The low integration of the U.S. with Canada on poultry and dairy and Canada with the U.S. on sugar shows how government policies for some products deny the benefits of market integration to producers and consumers while allowing the benefits to accrue for other products. Markets would integrate in those areas to the benefit of producers and consumers if not prevented by government policies.

The medium integration of Mexican meat and poultry with the U.S. shows how sanitary regulations sometimes prevent producers from accessing other markets. That is why it is critical to accurately distinguish proper barriers based on science versus those that are smokescreens for protectionism. The U.S. has worked hard to approve Mexican imports from areas where diseases have been controlled while restricting imports where problems continue. Regionalization has also worked to the advantage of the U.S. when low-pathogenic avian flu was discovered in Arkansas and poultry shipments from other states were allowed to continue.

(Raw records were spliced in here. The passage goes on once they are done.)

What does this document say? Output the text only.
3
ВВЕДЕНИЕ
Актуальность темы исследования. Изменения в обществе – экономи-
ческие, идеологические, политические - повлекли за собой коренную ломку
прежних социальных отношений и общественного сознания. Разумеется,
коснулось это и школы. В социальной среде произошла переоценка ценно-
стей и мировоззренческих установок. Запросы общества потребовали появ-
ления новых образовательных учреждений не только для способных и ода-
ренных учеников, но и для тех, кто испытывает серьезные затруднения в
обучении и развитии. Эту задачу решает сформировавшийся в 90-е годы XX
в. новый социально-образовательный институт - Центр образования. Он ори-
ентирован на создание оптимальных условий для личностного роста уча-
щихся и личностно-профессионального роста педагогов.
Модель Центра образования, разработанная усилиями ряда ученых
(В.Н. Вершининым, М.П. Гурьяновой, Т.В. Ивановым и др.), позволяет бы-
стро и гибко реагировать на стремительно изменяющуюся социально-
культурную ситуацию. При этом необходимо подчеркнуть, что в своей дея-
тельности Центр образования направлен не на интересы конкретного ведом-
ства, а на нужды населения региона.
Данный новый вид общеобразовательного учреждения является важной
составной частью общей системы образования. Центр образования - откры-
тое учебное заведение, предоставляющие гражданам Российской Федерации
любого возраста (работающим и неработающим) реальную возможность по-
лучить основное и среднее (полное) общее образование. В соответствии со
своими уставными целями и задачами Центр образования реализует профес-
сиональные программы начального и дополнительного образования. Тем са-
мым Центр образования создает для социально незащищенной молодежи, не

Integration of the fruit and vegetable markets for the three countries shows both opportunities and challenges. U.S. imports from Mexico more than tripled since NAFTA began to $5.6 billion in 2008 as the industry has increasingly oriented toward the U.S. market. U.S. exports to Mexico also tripled at a much lower level of $1.0 billion in 2008. Canada has become an important supplier for the U.S. in fresh greenhouse tomatoes, peppers and cucumbers. U.S. fruit and vegetable exports to Canada are just short of $4.0 billion per year. The U.S. and Canada have an arrangement to overcome trade concerns for Canadian potatoes entering northeastern markets. Private companies and government food agencies continue to search for the right combination of production practices and regulatory oversight to ensure plentiful supplies of high quality products at reasonable prices. Mexico and Canada supplied in 2007 about 13 percent of the fruit and 11 percent of the vegetables available in the U.S. compared to 6 percent for each in 1990.

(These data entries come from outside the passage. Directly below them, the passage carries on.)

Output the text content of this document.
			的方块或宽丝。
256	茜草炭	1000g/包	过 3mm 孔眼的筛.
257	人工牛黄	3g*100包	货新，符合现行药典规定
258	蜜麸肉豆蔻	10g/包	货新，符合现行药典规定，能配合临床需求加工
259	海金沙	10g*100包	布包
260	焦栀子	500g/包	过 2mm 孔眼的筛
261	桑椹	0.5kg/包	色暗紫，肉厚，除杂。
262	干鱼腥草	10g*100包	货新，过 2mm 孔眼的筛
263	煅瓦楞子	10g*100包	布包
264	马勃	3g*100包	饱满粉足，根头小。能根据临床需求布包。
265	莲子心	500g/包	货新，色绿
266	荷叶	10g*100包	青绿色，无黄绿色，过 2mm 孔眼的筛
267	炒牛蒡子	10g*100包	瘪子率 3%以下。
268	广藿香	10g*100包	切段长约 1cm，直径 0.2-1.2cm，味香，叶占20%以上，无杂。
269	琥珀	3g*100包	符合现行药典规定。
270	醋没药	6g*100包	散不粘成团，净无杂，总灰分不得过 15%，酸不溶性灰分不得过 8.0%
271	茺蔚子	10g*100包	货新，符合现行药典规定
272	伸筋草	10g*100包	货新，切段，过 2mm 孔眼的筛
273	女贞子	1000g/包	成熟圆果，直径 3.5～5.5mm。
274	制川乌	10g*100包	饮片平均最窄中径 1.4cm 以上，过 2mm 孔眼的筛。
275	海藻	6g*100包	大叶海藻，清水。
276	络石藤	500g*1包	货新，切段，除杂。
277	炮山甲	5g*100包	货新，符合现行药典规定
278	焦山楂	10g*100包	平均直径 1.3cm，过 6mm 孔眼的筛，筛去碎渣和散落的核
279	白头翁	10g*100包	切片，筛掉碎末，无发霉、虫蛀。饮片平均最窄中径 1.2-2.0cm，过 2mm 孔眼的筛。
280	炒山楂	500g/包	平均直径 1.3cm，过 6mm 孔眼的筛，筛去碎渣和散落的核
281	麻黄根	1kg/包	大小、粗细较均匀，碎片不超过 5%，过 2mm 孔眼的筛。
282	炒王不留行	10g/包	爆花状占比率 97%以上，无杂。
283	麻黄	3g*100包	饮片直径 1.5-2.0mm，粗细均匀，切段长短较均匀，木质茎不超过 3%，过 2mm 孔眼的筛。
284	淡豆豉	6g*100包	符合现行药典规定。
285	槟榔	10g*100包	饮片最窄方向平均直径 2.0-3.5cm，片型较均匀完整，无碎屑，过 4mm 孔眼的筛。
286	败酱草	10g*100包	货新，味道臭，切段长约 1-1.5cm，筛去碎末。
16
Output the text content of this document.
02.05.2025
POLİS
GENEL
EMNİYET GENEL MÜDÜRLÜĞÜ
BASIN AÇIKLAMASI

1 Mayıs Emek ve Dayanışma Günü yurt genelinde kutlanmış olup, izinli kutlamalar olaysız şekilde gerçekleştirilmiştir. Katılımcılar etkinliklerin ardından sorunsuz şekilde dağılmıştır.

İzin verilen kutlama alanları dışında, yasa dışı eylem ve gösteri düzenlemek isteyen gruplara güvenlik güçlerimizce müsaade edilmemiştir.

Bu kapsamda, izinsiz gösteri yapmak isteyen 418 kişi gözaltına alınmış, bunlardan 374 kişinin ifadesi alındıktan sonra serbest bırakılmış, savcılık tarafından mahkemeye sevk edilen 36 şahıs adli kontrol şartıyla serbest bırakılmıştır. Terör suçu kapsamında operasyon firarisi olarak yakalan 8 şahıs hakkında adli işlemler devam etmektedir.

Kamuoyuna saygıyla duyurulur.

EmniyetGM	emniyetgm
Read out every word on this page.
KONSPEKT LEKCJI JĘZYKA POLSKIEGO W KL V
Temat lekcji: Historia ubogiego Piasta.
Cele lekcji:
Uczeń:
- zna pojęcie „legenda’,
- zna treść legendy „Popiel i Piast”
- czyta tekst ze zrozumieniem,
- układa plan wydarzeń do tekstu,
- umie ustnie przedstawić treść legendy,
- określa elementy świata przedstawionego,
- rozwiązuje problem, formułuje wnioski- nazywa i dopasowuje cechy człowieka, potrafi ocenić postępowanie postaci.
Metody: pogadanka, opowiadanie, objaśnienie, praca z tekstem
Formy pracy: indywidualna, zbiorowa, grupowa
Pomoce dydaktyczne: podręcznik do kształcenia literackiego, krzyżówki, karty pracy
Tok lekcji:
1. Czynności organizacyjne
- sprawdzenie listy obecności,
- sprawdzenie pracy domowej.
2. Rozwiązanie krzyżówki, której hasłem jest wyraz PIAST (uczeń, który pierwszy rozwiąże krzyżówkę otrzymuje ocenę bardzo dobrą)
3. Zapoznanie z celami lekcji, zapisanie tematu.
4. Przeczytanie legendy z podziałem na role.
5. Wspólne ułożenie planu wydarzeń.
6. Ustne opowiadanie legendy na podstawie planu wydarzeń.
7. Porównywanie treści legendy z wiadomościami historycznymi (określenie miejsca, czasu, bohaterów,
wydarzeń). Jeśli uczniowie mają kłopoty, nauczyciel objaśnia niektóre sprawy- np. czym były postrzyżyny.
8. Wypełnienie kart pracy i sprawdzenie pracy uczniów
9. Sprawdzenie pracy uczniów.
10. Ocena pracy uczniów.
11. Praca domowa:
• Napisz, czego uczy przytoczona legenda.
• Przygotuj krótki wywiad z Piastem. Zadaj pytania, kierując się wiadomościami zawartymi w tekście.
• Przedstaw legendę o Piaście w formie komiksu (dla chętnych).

Integration has not resulted in production increases in one country at the expense of another. For example, U.S. exports of corn to Mexico were 9.3 million tons in 2008, almost four times the annual shipments in the decade before NAFTA. For most of the transition period Mexico allowed more corn imports than the required minimum. Production in Mexico increased by 73 percent compared to the yearly average for the decade before NAFTA to a record 23.5 million metric tons in 2007.

The free flow of direct foreign investment has also resulted in capital flows for agricultural processing and consumer marketing. In 2005, Mexican and Canadian affiliates of U.S. companies had sales of processed food products in the two countries of $23.4 billion compared to U.S. exports of processed food products to the two countries of $13.2 billion.

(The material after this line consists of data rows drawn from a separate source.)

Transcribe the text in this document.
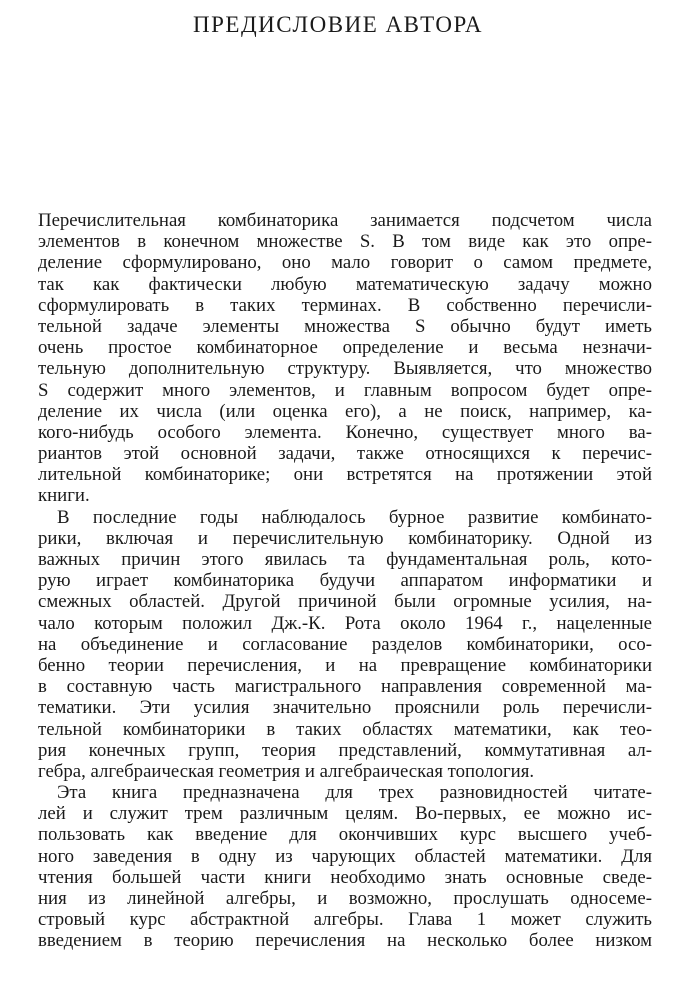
ПРЕДИСЛОВИЕ АВТОРА
Перечислительная комбинаторика занимается подсчетом числа
элементов в конечном множестве S. В том виде как это опре-
деление сформулировано, оно мало говорит о самом предмете,
так как фактически любую математическую задачу можно
сформулировать в таких терминах. В собственно перечисли-
тельной задаче элементы множества S обычно будут иметь
очень простое комбинаторное определение и весьма незначи-
тельную дополнительную структуру. Выявляется, что множество
S содержит много элементов, и главным вопросом будет опре-
деление их числа (или оценка его), а не поиск, например, ка-
кого-нибудь особого элемента. Конечно, существует много ва-
риантов этой основной задачи, также относящихся к перечис-
лительной комбинаторике; они встретятся на протяжении этой
книги.
В последние годы наблюдалось бурное развитие комбинато-
рики, включая и перечислительную комбинаторику. Одной из
важных причин этого явилась та фундаментальная роль, кото-
рую играет комбинаторика будучи аппаратом информатики и
смежных областей. Другой причиной были огромные усилия, на-
чало которым положил Дж.-К. Рота около 1964 г., нацеленные
на объединение и согласование разделов комбинаторики, осо-
бенно теории перечисления, и на превращение комбинаторики
в составную часть магистрального направления современной ма-
тематики. Эти усилия значительно прояснили роль перечисли-
тельной комбинаторики в таких областях математики, как тео-
рия конечных групп, теория представлений, коммутативная ал-
гебра, алгебраическая геометрия и алгебраическая топология.
Эта книга предназначена для трех разновидностей читате-
лей и служит трем различным целям. Во-первых, ее можно ис-
пользовать как введение для окончивших курс высшего учеб-
ного заведения в одну из чарующих областей математики. Для
чтения большей части книги необходимо знать основные сведе-
ния из линейной алгебры, и возможно, прослушать односеме-
стровый курс абстрактной алгебры. Глава 1 может служить
введением в теорию перечисления на несколько более низком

The report ends with ideas on extending the gains from NAFTA with a NAFTA Plus effort. One approach is a customs union with free internal trade and a common set of external tariffs to eliminate producers in one country having a different set of market signals to import inputs. The U.S. has lower agricultural import tariffs with a few exceptions like peanuts, sugar and crude soybean oil. Rules of origin under NAFTA would be eliminated. The other approach is to make selective changes in the existing agreement like the much discussed labor and environment agreements. Sanitary and phyto-sanitary rules have already been fine-tuned to further increase trade. Both approaches could provide further benefit for producers and consumers.